Une vague de pillages ciblée frappe les pêcheurs du lac Albert depuis le début de l’année 2026. Plus d’une centaine d’entre eux, opérant dans les territoires d’Irumu et de Djugu en Ituri, ont été systématiquement dépouillés de leurs biens et de leur production. La Fédération des comités des pêcheurs du lac Albert (FECOPELA) pointe directement du doigt les miliciens de la Force de résistance patriotique de l’Ituri (FRPI), qu’elle accuse d’être les auteurs de ces attaques répétées.
Le mode opératoire est décrit avec une inquiétante régularité. Les assaillants, armés, interceptent les embarcations de pêche pour s’emparer de la totalité des captures. Mais les vols ne se limitent pas au poisson. Les matériels de production, essentiels à l’activité économique, sont également saisis. Filets, moteurs hors-bord et réserves de carburant disparaissent, laissant les travailleurs du lac démunis et dans une précarité extrême. Cette insécurité lac Albert plonge toute une profession dans le désarroi.
La situation révèle un phénomène plus profond et alarmant : une substitution illégale à l’autorité de l’État. La FECOPELA affirme que ces groupes armés effectuent désormais des patrouilles non autorisées sur les eaux du lac Albert. Ils se seraient érigés en force de régulation parallèle, imposant leur loi par la coercition. Comment une telle situation a-t-elle pu s’installer en toute impunité ? Cette prise de contrôle illicite se déroulerait, selon la fédération, sous le regard impuissant, ou du moins sans réaction apparente, des forces navales officielles et de la police lacustre. Cette passivité interroge sur l’effectivité de la souveraineté étatique dans la région.
Les conséquences de ces pillages lac Albert dépassent largement le simple fait divers criminel. Elles menacent les fondements économiques et sociaux des communautés riveraines. Privés de leurs outils de travail, de nombreux pêcheurs Ituri ont déjà été contraints d’abandonner leur seule source de revenus. Le spectre de la famine et de l’exode rural plane sur ces familles dont la survie dépendait entièrement de la pêche. L’impact est immédiat et visible sur les marchés locaux où la raréfaction du poisson a provoqué une flambée des prix. Le consommateur final subit, à son tour, les contrecoups de cette insécurité organisée.

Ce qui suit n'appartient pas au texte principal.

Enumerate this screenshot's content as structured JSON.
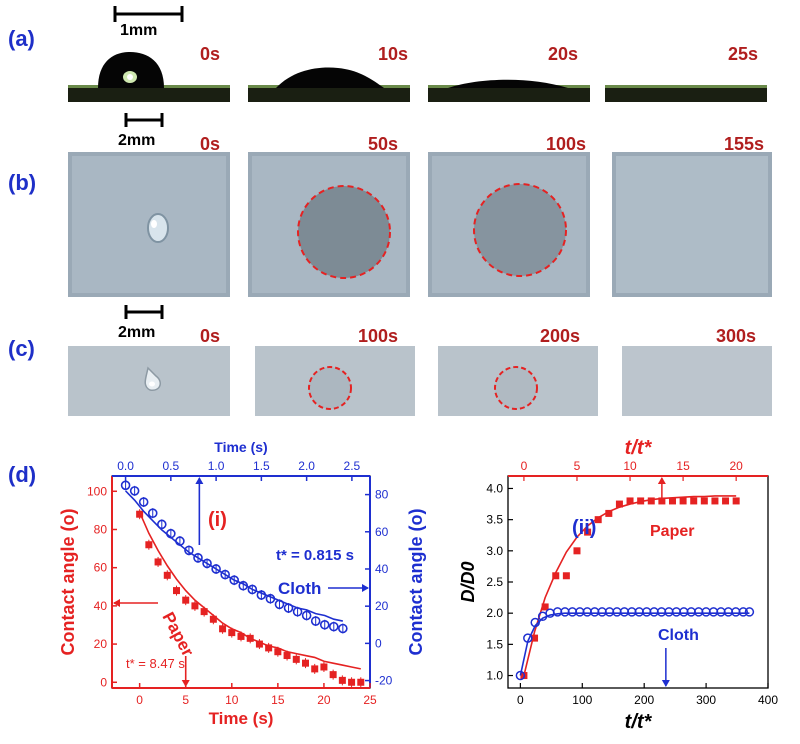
{
  "panels": {
    "a": {
      "label": "(a)",
      "scale": "1mm",
      "times": [
        "0s",
        "10s",
        "20s",
        "25s"
      ]
    },
    "b": {
      "label": "(b)",
      "scale": "2mm",
      "times": [
        "0s",
        "50s",
        "100s",
        "155s"
      ]
    },
    "c": {
      "label": "(c)",
      "scale": "2mm",
      "times": [
        "0s",
        "100s",
        "200s",
        "300s"
      ]
    },
    "d": {
      "label": "(d)"
    }
  },
  "colors": {
    "paper": "#e52222",
    "cloth": "#1e2fd0",
    "timeText": "#b01e1e",
    "panelLabel": "#1e2fc8"
  },
  "chart_data": [
    {
      "type": "scatter",
      "panel": "(i)",
      "xlabel": "Time (s)",
      "x2label": "Time (s)",
      "ylabel": "Contact angle (o)",
      "y2label": "Contact angle (o)",
      "xlim": [
        -3,
        25
      ],
      "ylim": [
        -3,
        108
      ],
      "x2lim": [
        -0.15,
        2.7
      ],
      "y2lim": [
        -24,
        90
      ],
      "xticks": [
        0,
        5,
        10,
        15,
        20,
        25
      ],
      "yticks": [
        0,
        20,
        40,
        60,
        80,
        100
      ],
      "x2ticks": [
        0.0,
        0.5,
        1.0,
        1.5,
        2.0,
        2.5
      ],
      "y2ticks": [
        -20,
        0,
        20,
        40,
        60,
        80
      ],
      "annotations": [
        "(i)",
        "t* = 8.47 s",
        "t* = 0.815 s"
      ],
      "series": [
        {
          "name": "Paper",
          "axis": "bottom-left",
          "x": [
            0,
            1,
            2,
            3,
            4,
            5,
            6,
            7,
            8,
            9,
            10,
            11,
            12,
            13,
            14,
            15,
            16,
            17,
            18,
            19,
            20,
            21,
            22,
            23,
            24
          ],
          "y": [
            88,
            72,
            63,
            56,
            48,
            43,
            40,
            37,
            33,
            28,
            26,
            24,
            23,
            20,
            18,
            16,
            14,
            12,
            10,
            7,
            8,
            4,
            1,
            0,
            0
          ],
          "fit": [
            89,
            78,
            69,
            61,
            54,
            48,
            43,
            39,
            35,
            31,
            28,
            26,
            23,
            21,
            19,
            18,
            16,
            15,
            14,
            13,
            11,
            10,
            9,
            8,
            7
          ]
        },
        {
          "name": "Cloth",
          "axis": "top-right",
          "x": [
            0.0,
            0.1,
            0.2,
            0.3,
            0.4,
            0.5,
            0.6,
            0.7,
            0.8,
            0.9,
            1.0,
            1.1,
            1.2,
            1.3,
            1.4,
            1.5,
            1.6,
            1.7,
            1.8,
            1.9,
            2.0,
            2.1,
            2.2,
            2.3,
            2.4
          ],
          "y": [
            85,
            82,
            76,
            70,
            64,
            59,
            55,
            50,
            46,
            43,
            40,
            37,
            34,
            31,
            29,
            26,
            24,
            21,
            19,
            17,
            15,
            12,
            10,
            9,
            8
          ],
          "fit": [
            82,
            77,
            71,
            66,
            61,
            57,
            53,
            49,
            46,
            43,
            40,
            37,
            34,
            32,
            29,
            27,
            25,
            23,
            21,
            19,
            18,
            16,
            15,
            13,
            12
          ]
        }
      ]
    },
    {
      "type": "scatter",
      "panel": "(ii)",
      "xlabel": "t/t*",
      "x2label": "t/t*",
      "ylabel": "D/D0",
      "xlim": [
        -20,
        400
      ],
      "ylim": [
        0.8,
        4.2
      ],
      "x2lim": [
        -1.5,
        23
      ],
      "xticks": [
        0,
        100,
        200,
        300,
        400
      ],
      "yticks": [
        1.0,
        1.5,
        2.0,
        2.5,
        3.0,
        3.5,
        4.0
      ],
      "x2ticks": [
        0,
        5,
        10,
        15,
        20
      ],
      "series": [
        {
          "name": "Paper",
          "axis": "top-left",
          "x": [
            0,
            1,
            2,
            3,
            4,
            5,
            6,
            7,
            8,
            9,
            10,
            11,
            12,
            13,
            14,
            15,
            16,
            17,
            18,
            19,
            20
          ],
          "y": [
            1.0,
            1.6,
            2.1,
            2.6,
            2.6,
            3.0,
            3.3,
            3.5,
            3.6,
            3.75,
            3.8,
            3.8,
            3.8,
            3.8,
            3.8,
            3.8,
            3.8,
            3.8,
            3.8,
            3.8,
            3.8
          ],
          "fit": [
            1.0,
            1.7,
            2.25,
            2.65,
            2.98,
            3.22,
            3.4,
            3.53,
            3.63,
            3.7,
            3.75,
            3.79,
            3.82,
            3.84,
            3.85,
            3.86,
            3.87,
            3.87,
            3.88,
            3.88,
            3.88
          ]
        },
        {
          "name": "Cloth",
          "axis": "bottom-left",
          "x": [
            0,
            12,
            24,
            36,
            48,
            60,
            72,
            84,
            96,
            108,
            120,
            132,
            144,
            156,
            168,
            180,
            192,
            204,
            216,
            228,
            240,
            252,
            264,
            276,
            288,
            300,
            312,
            324,
            336,
            348,
            360,
            370
          ],
          "y": [
            1.0,
            1.6,
            1.85,
            1.95,
            2.0,
            2.02,
            2.02,
            2.02,
            2.02,
            2.02,
            2.02,
            2.02,
            2.02,
            2.02,
            2.02,
            2.02,
            2.02,
            2.02,
            2.02,
            2.02,
            2.02,
            2.02,
            2.02,
            2.02,
            2.02,
            2.02,
            2.02,
            2.02,
            2.02,
            2.02,
            2.02,
            2.02
          ],
          "fit": [
            1.0,
            1.55,
            1.8,
            1.92,
            1.97,
            1.99,
            2.0,
            2.0,
            2.0,
            2.0,
            2.0,
            2.0,
            2.0,
            2.0,
            2.0,
            2.0,
            2.0,
            2.0,
            2.0,
            2.0,
            2.0,
            2.0,
            2.0,
            2.0,
            2.0,
            2.0,
            2.0,
            2.0,
            2.0,
            2.0,
            2.0,
            2.0
          ]
        }
      ]
    }
  ]
}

Face à cette crise, la voix des premiers concernés s’élève. Le président de la FECOPELA, Moïse Uweci Welekano, a lancé un appel pressant aux autorités nationales. Il exige des mesures urgentes pour restaurer l’ordre et la sécurité sur le lac Albert, qualifiant cette dernière d’« essentielle pour la paix ». Son plaidoyer met en lumière l’urgence d’une intervention robuste des forces de défense et de sécurité pour mettre fin à l’emprise des miliciens FRPI. Jusqu’où cette impunité peut-elle durer sans provoquer une crise humanitaire majeure ?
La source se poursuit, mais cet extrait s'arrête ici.